Contrary to the clamor from the U.S. Chamber of Commerce and newspaper editorials, the Obama trade agenda is not stalled — it is in formation.

This week, negotiations started on President Barack Obama’s first potential trade agreement — the Trans-Pacific Partnership. Will the administration transform the TPP process that Bush initiated in 2008, so as to translate Obama’s campaign trade reform commitments into a new approach that that works for more people and thus rebuild bipartisan consensus for trade expansion? Or, will the administration revert to the Bush-Clinton-Bush trade pact model, and intensify the associated economic and political damage?

Creating a new policy is necessary in this era of globalization, if Americans are to enjoy the economic security of good jobs and an end of the crisis-inducing financial casino, a clean environment, and safe food and products.

Indeed, creating a new trade policy will determine the success of much of the Obama administration’s domestic agenda given that today’s agreements extend far beyond tariffs and quotas to set parameters for numerous non-trade polices. Trade-pact investment and procurement rules will affect whether the billions being invested in the Green Economy will translate into American jobs. Trade-pact service sector rules define the policy space available to re-regulate finance and reform health insurance. Trade-pact rules implicate efforts to combat climate chaos.

The large agribusiness firms and job-offshoring multinationals who claim Obama’s trade agenda is stuck were the few beneficiaries of the 1990s pacts like the North American Free Trade Agreement and World Trade Organization. They oppose establishment of an Obama trade policy. They seek continuation of the status quo, starting with adoption of Bush’s leftover NAFTA-style pacts with Colombia, Korea and Panama. To revive this failed model — most recently rebuffed when a majority of House Democrats opposed Bush’s Peru agreement that mirrors the remaining three — would be a grievous policy and political mistake.

The goods news is that a diverse bloc in Congress has built consensus around a new approach designed to achieve trade expansion that can deliver U.S. job creation, consumer safety and environmental protection.

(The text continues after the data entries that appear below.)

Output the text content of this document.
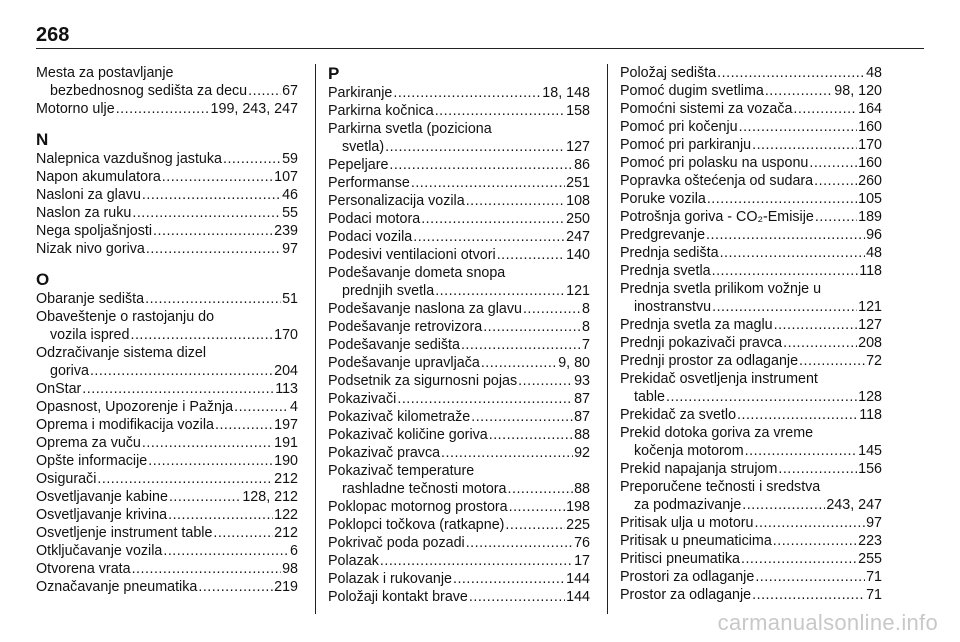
268
Mesta za postavljanje
bezbednosnog sedišta za decu ..... 67
Motorno ulje .....	199, 243, 247
N
Nalepnica vazdušnog jastuka .....	59
Napon akumulatora .....	107
Nasloni za glavu .....	46
Naslon za ruku .....	55
Nega spoljašnjosti .....	239
Nizak nivo goriva .....	97
O
Obaranje sedišta .....	51
Obaveštenje o rastojanju do
vozila ispred .....	170
Odzračivanje sistema dizel
goriva .....	204
OnStar .....	113
Opasnost, Upozorenje i Pažnja .....	4
Oprema i modifikacija vozila .....	197
Oprema za vuču .....	191
Opšte informacije .....	190
Osigurači .....	212
Osvetljavanje kabine .....	128, 212
Osvetljavanje krivina .....	122
Osvetljenje instrument table .....	212
Otključavanje vozila .....	6
Otvorena vrata .....	98
Označavanje pneumatika .....	219
P
Parkiranje .....	18, 148
Parkirna kočnica .....	158
Parkirna svetla (poziciona
svetla) .....	127
Pepeljare .....	86
Performanse .....	251
Personalizacija vozila .....	108
Podaci motora .....	250
Podaci vozila .....	247
Podesivi ventilacioni otvori .....	140
Podešavanje dometa snopa
prednjih svetla .....	121
Podešavanje naslona za glavu .....	8
Podešavanje retrovizora .....	8
Podešavanje sedišta .....	7
Podešavanje upravljača .....	9, 80
Podsetnik za sigurnosni pojas .....	93
Pokazivači .....	87
Pokazivač kilometraže .....	87
Pokazivač količine goriva .....	88
Pokazivač pravca .....	92
Pokazivač temperature
rashladne tečnosti motora .....	88
Poklopac motornog prostora .....	198
Poklopci točkova (ratkapne) .....	225
Pokrivač poda pozadi .....	76
Polazak .....	17
Polazak i rukovanje .....	144
Položaji kontakt brave .....	144
Položaj sedišta .....	48
Pomoć dugim svetlima .....	98, 120
Pomoćni sistemi za vozača .....	164
Pomoć pri kočenju .....	160
Pomoć pri parkiranju .....	170
Pomoć pri polasku na usponu .....	160
Popravka oštećenja od sudara .....	260
Poruke vozila .....	105
Potrošnja goriva - CO₂-Emisije .....	189
Predgrevanje .....	96
Prednja sedišta .....	48
Prednja svetla .....	118
Prednja svetla prilikom vožnje u
inostranstvu .....	121
Prednja svetla za maglu .....	127
Prednji pokazivači pravca .....	208
Prednji prostor za odlaganje .....	72
Prekidač osvetljenja instrument
table .....	128
Prekidač za svetlo .....	118
Prekid dotoka goriva za vreme
kočenja motorom .....	145
Prekid napajanja strujom .....	156
Preporučene tečnosti i sredstva
za podmazivanje .....	243, 247
Pritisak ulja u motoru .....	97
Pritisak u pneumaticima .....	223
Pritisci pneumatika .....	255
Prostori za odlaganje .....	71
Prostor za odlaganje .....	71
carmanualsonline.info
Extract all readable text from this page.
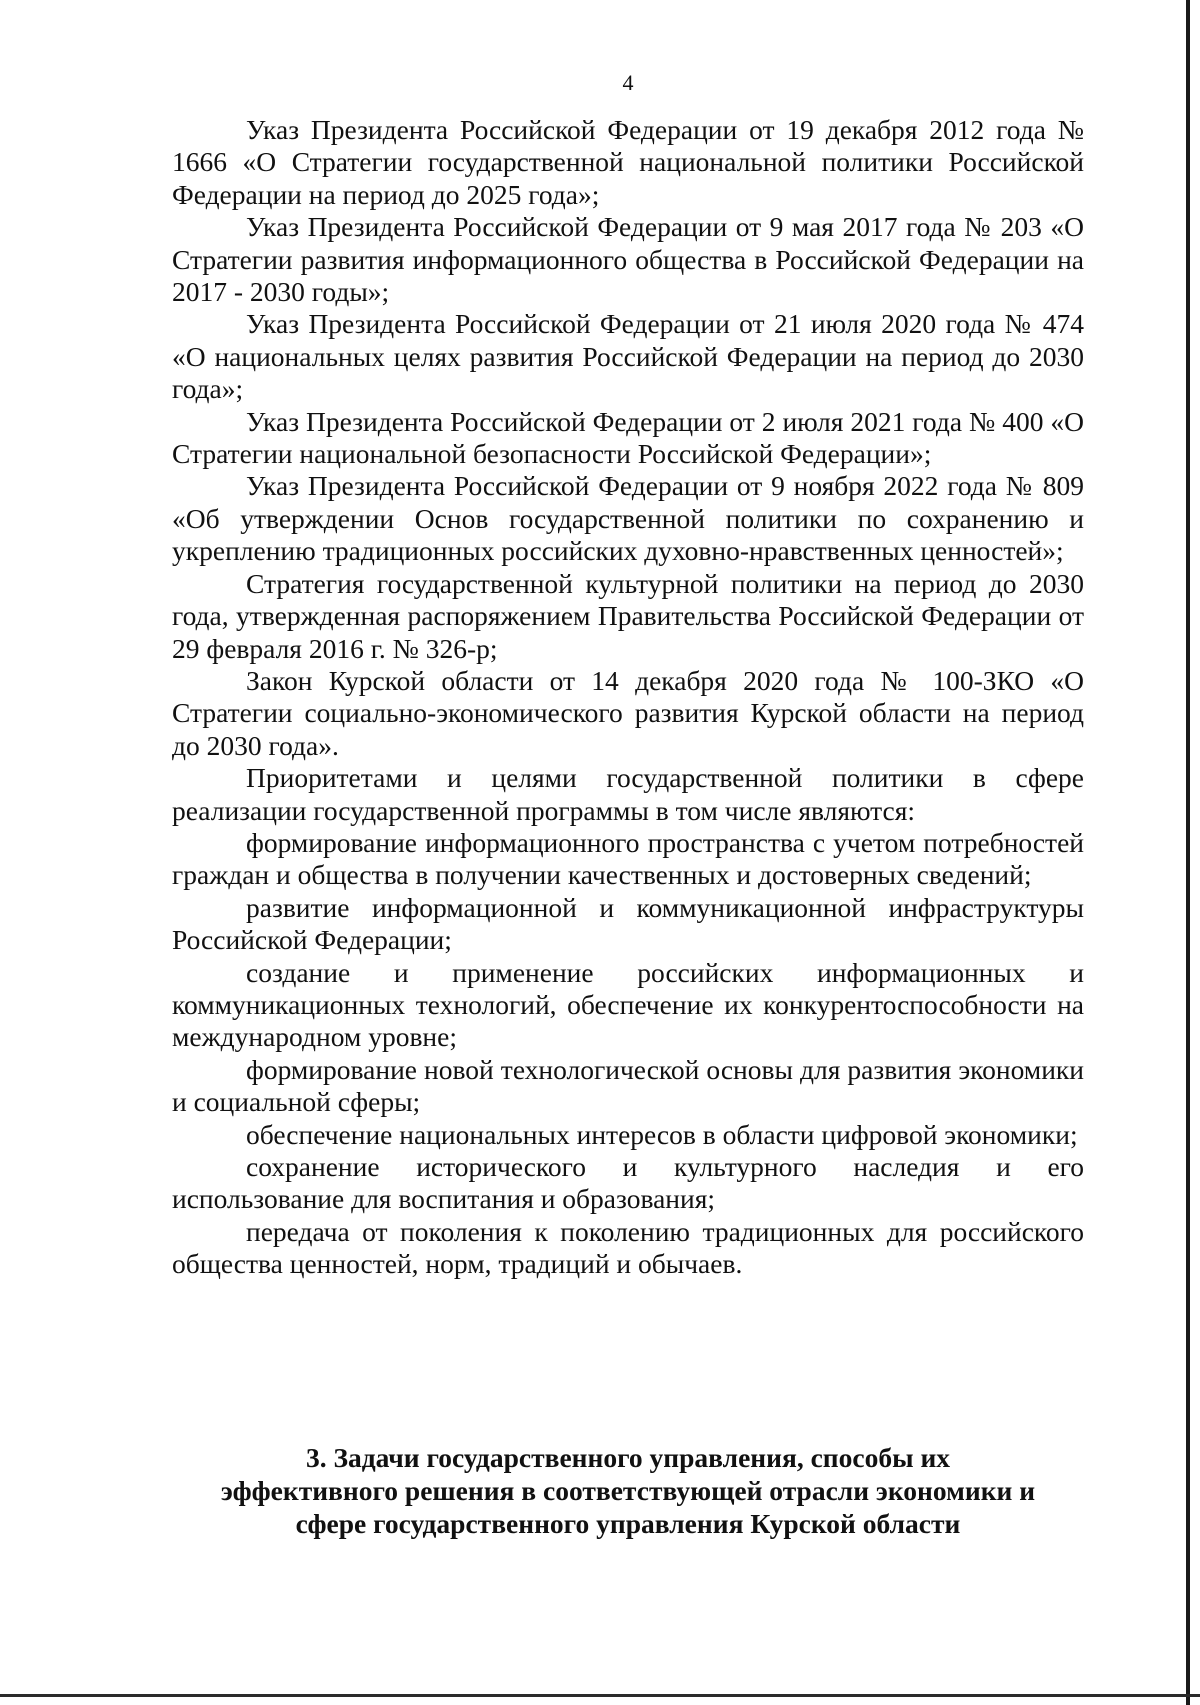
4

Указ Президента Российской Федерации от 19 декабря 2012 года № 1666 «О Стратегии государственной национальной политики Российской Федерации на период до 2025 года»;

Указ Президента Российской Федерации от 9 мая 2017 года № 203 «О Стратегии развития информационного общества в Российской Федерации на 2017 - 2030 годы»;

Указ Президента Российской Федерации от 21 июля 2020 года № 474 «О национальных целях развития Российской Федерации на период до 2030 года»;

Указ Президента Российской Федерации от 2 июля 2021 года № 400 «О Стратегии национальной безопасности Российской Федерации»;

Указ Президента Российской Федерации от 9 ноября 2022 года № 809 «Об утверждении Основ государственной политики по сохранению и укреплению традиционных российских духовно-нравственных ценностей»;

Стратегия государственной культурной политики на период до 2030 года, утвержденная распоряжением Правительства Российской Федерации от 29 февраля 2016 г. № 326-р;

Закон Курской области от 14 декабря 2020 года № 100-ЗКО «О Стратегии социально-экономического развития Курской области на период до 2030 года».

Приоритетами и целями государственной политики в сфере реализации государственной программы в том числе являются:

формирование информационного пространства с учетом потребностей граждан и общества в получении качественных и достоверных сведений;

развитие информационной и коммуникационной инфраструктуры Российской Федерации;

создание и применение российских информационных и коммуникационных технологий, обеспечение их конкурентоспособности на международном уровне;

формирование новой технологической основы для развития экономики и социальной сферы;

обеспечение национальных интересов в области цифровой экономики;

сохранение исторического и культурного наследия и его использование для воспитания и образования;

передача от поколения к поколению традиционных для российского общества ценностей, норм, традиций и обычаев.

3. Задачи государственного управления, способы их
эффективного решения в соответствующей отрасли экономики и
сфере государственного управления Курской области
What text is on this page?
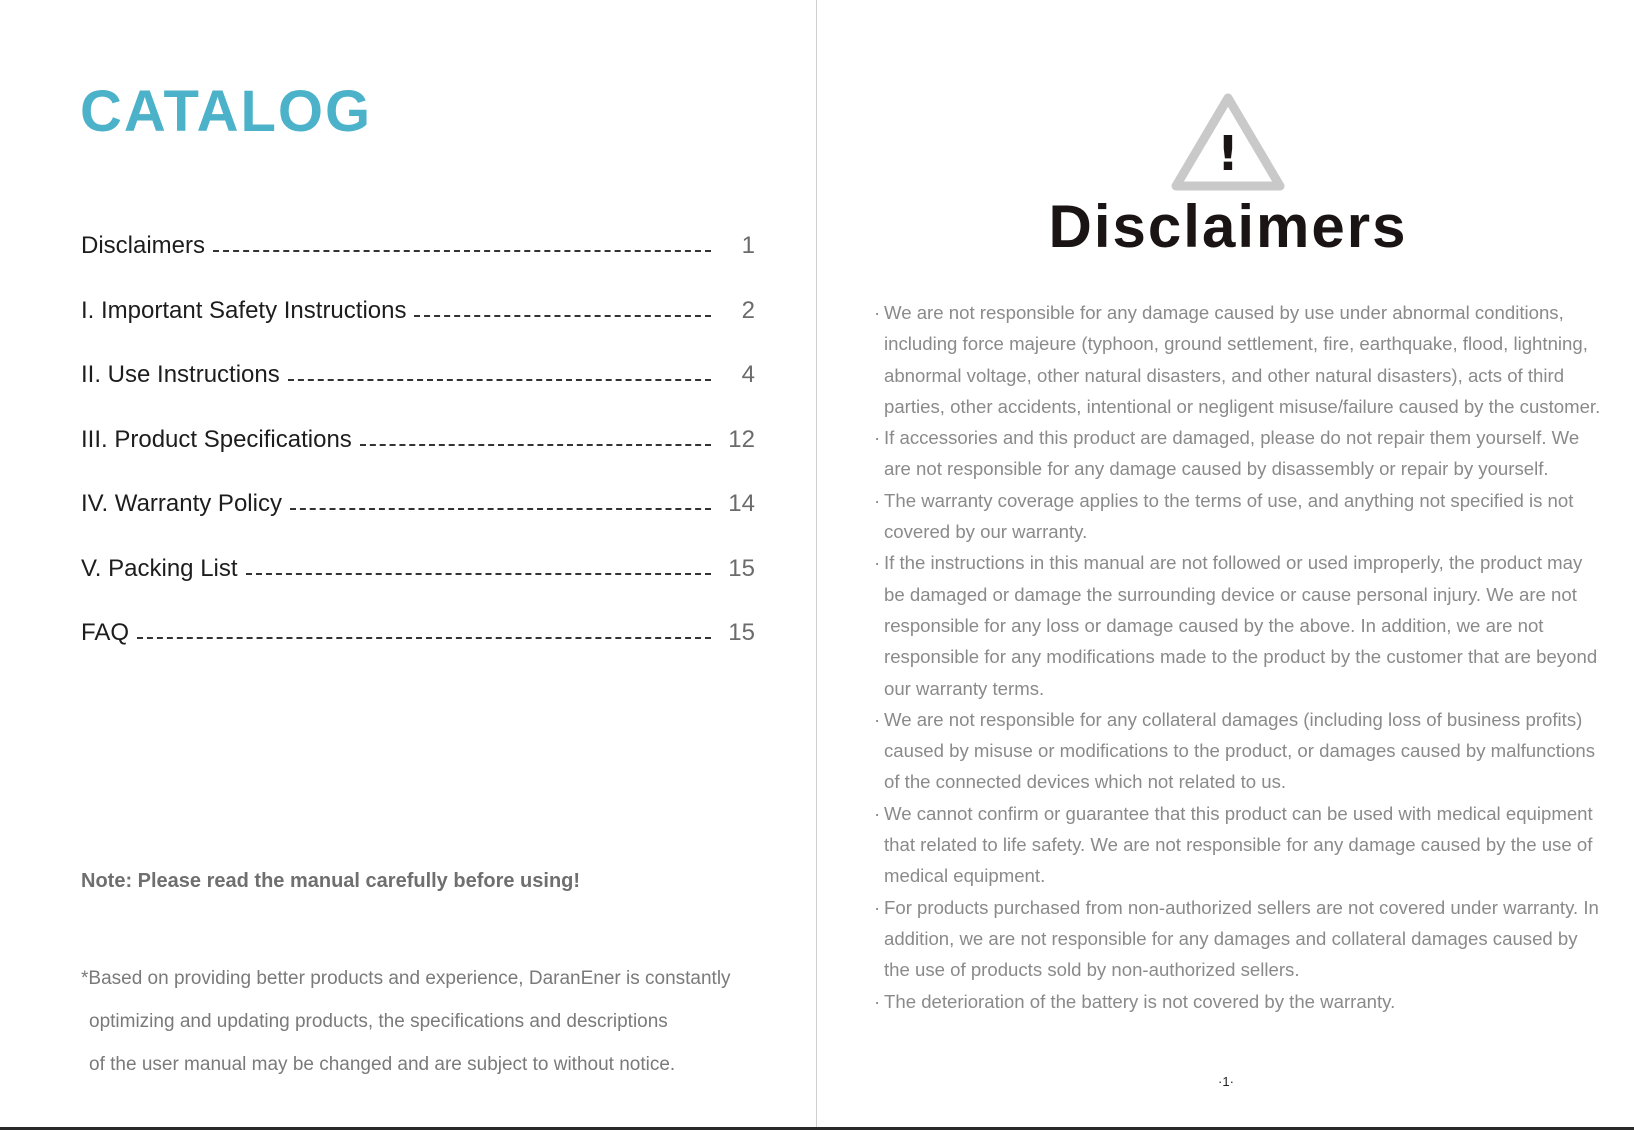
CATALOG
Disclaimers	1
I. Important Safety Instructions	2
II. Use Instructions	4
III. Product Specifications	12
IV. Warranty Policy	14
V. Packing List	15
FAQ	15

Note: Please read the manual carefully before using!

*Based on providing better products and experience, DaranEner is constantly
optimizing and updating products, the specifications and descriptions
of the user manual may be changed and are subject to without notice.

!
Disclaimers
· We are not responsible for any damage caused by use under abnormal conditions, including force majeure (typhoon, ground settlement, fire, earthquake, flood, lightning, abnormal voltage, other natural disasters, and other natural disasters), acts of third parties, other accidents, intentional or negligent misuse/failure caused by the customer.
· If accessories and this product are damaged, please do not repair them yourself. We are not responsible for any damage caused by disassembly or repair by yourself.
· The warranty coverage applies to the terms of use, and anything not specified is not covered by our warranty.
· If the instructions in this manual are not followed or used improperly, the product may be damaged or damage the surrounding device or cause personal injury. We are not responsible for any loss or damage caused by the above. In addition, we are not responsible for any modifications made to the product by the customer that are beyond our warranty terms.
· We are not responsible for any collateral damages (including loss of business profits) caused by misuse or modifications to the product, or damages caused by malfunctions of the connected devices which not related to us.
· We cannot confirm or guarantee that this product can be used with medical equipment that related to life safety. We are not responsible for any damage caused by the use of medical equipment.
· For products purchased from non-authorized sellers are not covered under warranty. In addition, we are not responsible for any damages and collateral damages caused by the use of products sold by non-authorized sellers.
· The deterioration of the battery is not covered by the warranty.

·1·
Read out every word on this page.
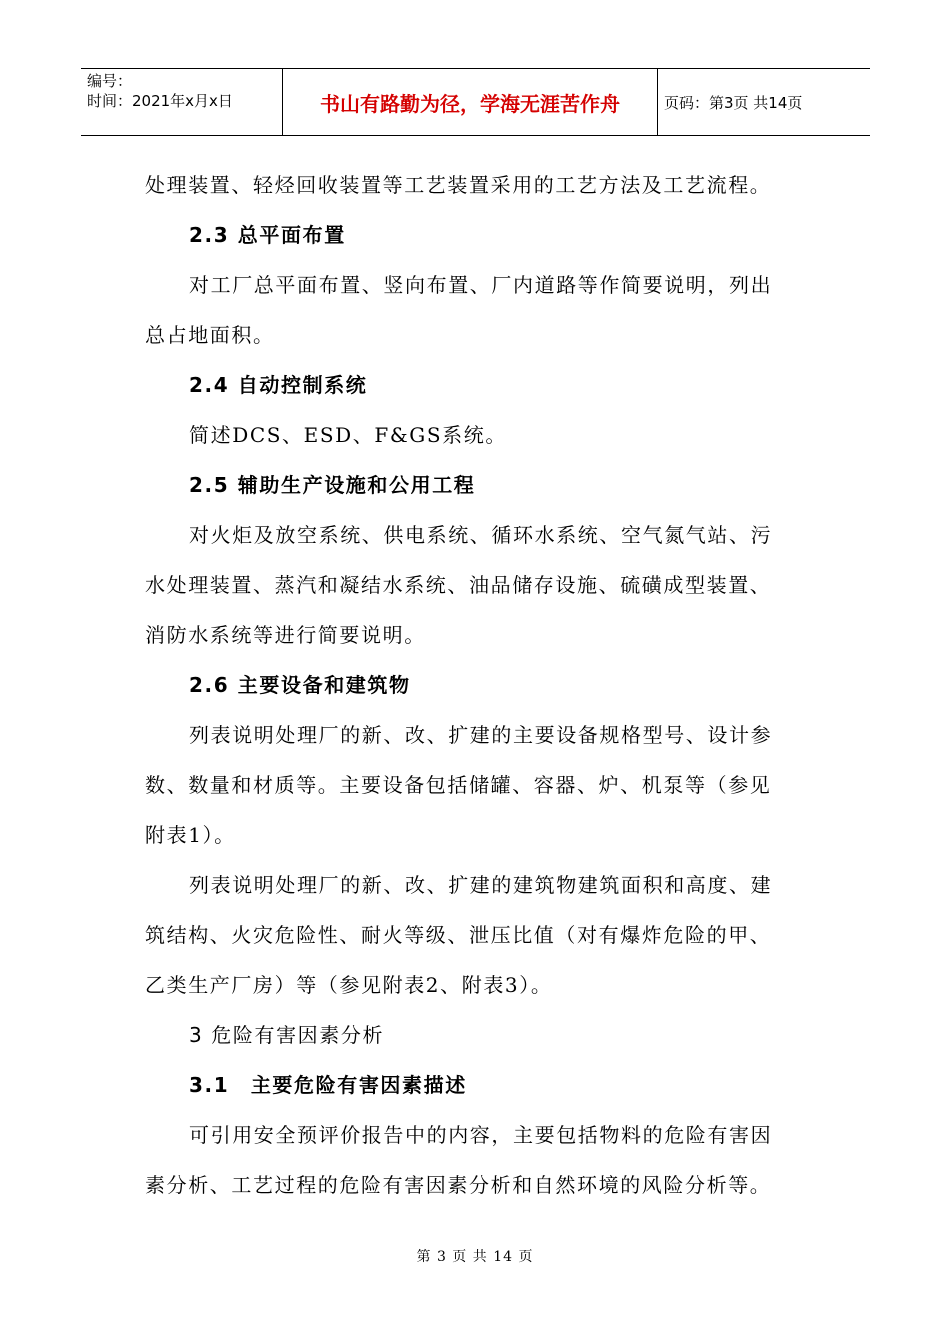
编号：
时间：2021年x月x日	书山有路勤为径，学海无涯苦作舟	页码：第3页 共14页

处理装置、轻烃回收装置等工艺装置采用的工艺方法及工艺流程。

2.3 总平面布置

对工厂总平面布置、竖向布置、厂内道路等作简要说明，列出

总占地面积。

2.4 自动控制系统

简述DCS、ESD、F&GS系统。

2.5 辅助生产设施和公用工程

对火炬及放空系统、供电系统、循环水系统、空气氮气站、污

水处理装置、蒸汽和凝结水系统、油品储存设施、硫磺成型装置、

消防水系统等进行简要说明。

2.6 主要设备和建筑物

列表说明处理厂的新、改、扩建的主要设备规格型号、设计参

数、数量和材质等。主要设备包括储罐、容器、炉、机泵等（参见

附表1）。

列表说明处理厂的新、改、扩建的建筑物建筑面积和高度、建

筑结构、火灾危险性、耐火等级、泄压比值（对有爆炸危险的甲、

乙类生产厂房）等（参见附表2、附表3）。

3 危险有害因素分析

3.1　主要危险有害因素描述

可引用安全预评价报告中的内容，主要包括物料的危险有害因

素分析、工艺过程的危险有害因素分析和自然环境的风险分析等。

第 3 页 共 14 页
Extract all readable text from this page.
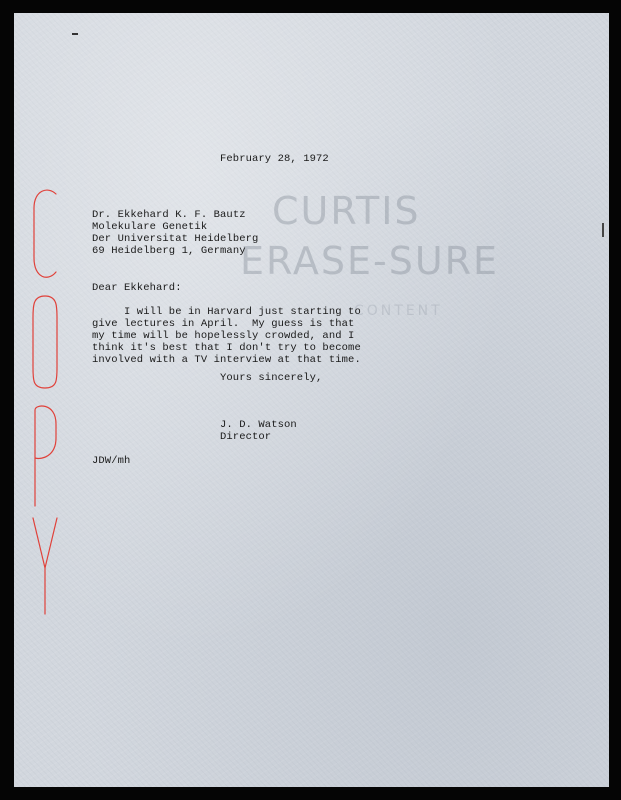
CURTIS

ERASE-SURE

CONTENT

February 28, 1972

Dr. Ekkehard K. F. Bautz

Molekulare Genetik

Der Universitat Heidelberg

69 Heidelberg 1, Germany

Dear Ekkehard:

I will be in Harvard just starting to

give lectures in April.  My guess is that

my time will be hopelessly crowded, and I

think it's best that I don't try to become

involved with a TV interview at that time.

Yours sincerely,

J. D. Watson

Director

JDW/mh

A majority of House Democrats, including 12 full committee and 56 subcommittee chairs, have sponsored the Trade Reform, Accountability, Development and Employment (TRADE) Act, as have 23 Blue Dogs, 19 New Democrats and 30 Congressional Black Caucus members. The bipartisan legislation sponsored by Rep. Mike Michaud (D-Maine) and Sen. Sherrod Brown (D-Ohio) translates Obama’s trade reform commitments into a new trade-pact model — building on the initial reforms Democratic trade committee leaders extracted from Bush in 2007.

The TRADE Act’s provisions on what future pacts should and should not include provide a roadmap for trade expansion at a time when the damage wrought by the NAFTA-WTO model has transformed trade politics. In the past two elections, 72 congressional candidates that campaigned against the trade status quo and for a new approach replaced those who voted for NAFTA, CAFTA, and China’s WTO entry. GOP and Democratic 2008 candidates ran over 140 campaign ads on trade, as did the Democratic House and Senate national campaign committees. This reflects the strong public demand for a new American trade policy.

Not surprisingly, polling shows bipartisan opposition to the old trade regime across diverse demographics. Since NAFTA and WTO went into effect, the U.S. lost net 5 million manufacturing jobs (one out of four in that sector) while American median wages remained stagnant despite productivity gains as corporations used the pacts’ investor protections to relocate and arbitrage their labor costs absent a floor of labor standards. Various environmental and health laws were attacked before trade tribunals. Unsafe food and product imports swelled. The trade deficit exploded from $102 billion to a height of $807 billion, with dire consequences for global economic stability. Quite simply, the old model has not worked for most Americans — nor for most in other nations, as is highlighted by the Doha Round WTO expansion deadlock.

For the Obama administration to succeed, it must not only update the trade-pact model, but also remedy our China trade disaster and update the 2001 Doha Round agenda. Treasury’s April 15 decision on China’s currency manipulation will be critical in determining the success of Obama’s goal of creating 2 million net new jobs from expanded exports. We would suffer net job losses and an enormous trade deficit were imports — to which China is the largest single contributor — to follow their current trend.

Time is overdue to dispense with the claim that critics of the past model are anti-trade. The question is trade under what terms. The bipartisan consensus that marked decades of U.S. trade votes was shattered with the 1990s advent of the NAFTA trade agreement model. Replacing the failed 1990s trade-pact experiments with the new American trade policy Obama promised and Americans expect is the way forward.

Wallach is director of Public Citizen’s Global Trade Watch.